According to Xinhua Finance, the 2022 Tsinghua PBCSF Chief Economist Forum was held online on May 14. It brought many top global economic and financial experts together to discuss the worldwide economy and order during the turbulent 2022.
Among them, Yu Yongding, researcher and doctoral supervisor of the Institute of World Economics and Politics as well as a member of the Chinese Academy of Social Sciences, proposed that China should adjust the structure of its overseas assets from 8 aspects.
First, expand fiscal and monetary policies to stimulate domestic demand to drive imports.
Second, cancel the remaining export tax rebate policy to encourage exports.
Third, increase imports of commodities and strategic goods.
Fourth, to buy fewer U.S. Treasuries, import more U.S. products, and fulfill the U.S.-China trade agreement as much as possible.
Fifth, maintain a trade deficit for a specific period.
The sixth is implementing a floating exchange rate policy and maintaining specific capital controls.
The next one is to increase forms of overseas investment. Converting the trade surplus into overseas investment is also a good way while clarifying the home base and direction of overseas investment.
Finally, leverage China’s strengths in infrastructure investment, but be wary of the debt trap.
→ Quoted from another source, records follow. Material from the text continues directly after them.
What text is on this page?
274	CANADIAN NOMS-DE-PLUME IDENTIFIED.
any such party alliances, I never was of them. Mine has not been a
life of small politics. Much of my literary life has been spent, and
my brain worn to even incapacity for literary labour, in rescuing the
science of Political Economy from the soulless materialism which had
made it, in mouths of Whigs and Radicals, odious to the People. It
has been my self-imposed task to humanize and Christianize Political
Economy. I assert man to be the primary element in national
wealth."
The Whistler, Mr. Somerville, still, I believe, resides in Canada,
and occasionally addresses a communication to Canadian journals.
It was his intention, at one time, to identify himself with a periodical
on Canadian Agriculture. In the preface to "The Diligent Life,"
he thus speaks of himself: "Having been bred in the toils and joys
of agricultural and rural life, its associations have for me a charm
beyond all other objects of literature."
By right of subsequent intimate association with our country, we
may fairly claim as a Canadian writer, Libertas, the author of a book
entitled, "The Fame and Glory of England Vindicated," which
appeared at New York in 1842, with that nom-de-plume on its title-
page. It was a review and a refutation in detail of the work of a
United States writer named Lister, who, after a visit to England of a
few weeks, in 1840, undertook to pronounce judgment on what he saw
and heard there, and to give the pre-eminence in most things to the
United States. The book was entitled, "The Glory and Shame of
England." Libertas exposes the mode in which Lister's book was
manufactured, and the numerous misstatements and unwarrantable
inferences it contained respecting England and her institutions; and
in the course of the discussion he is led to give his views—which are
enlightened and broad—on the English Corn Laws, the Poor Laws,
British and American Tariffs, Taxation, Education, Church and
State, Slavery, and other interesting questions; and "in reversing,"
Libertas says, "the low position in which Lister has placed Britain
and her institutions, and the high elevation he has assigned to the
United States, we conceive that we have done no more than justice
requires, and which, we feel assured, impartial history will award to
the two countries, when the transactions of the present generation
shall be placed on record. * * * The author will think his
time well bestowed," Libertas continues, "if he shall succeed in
At the end of March, Yu Yongding also wrote an article warning that China must hurry up, consider the safety of the country’s overseas assets, and make necessary corresponding adjustments.
He added that the safety of overseas assets deserves attention due to a net asset of about 2 trillion yuan (295 billion dollars) overseas, which is a huge amount.
He also said that China already needs to worry about its overseas asset, including foreign exchange reserves, even if there is no geopolitical conflict. Additionally, authorities should be more alert to U.S. sanctions imposed on Russia.
In an interview by Reuters, Yu stated that a wide-ranging economic war has already started, but the most lethal tactics have yet to be adopted.
He said that a complete decoupling of China and the U.S. is not impossible, and the ultimate U.S. sanctions may include the seizure of U.S. assets held by China.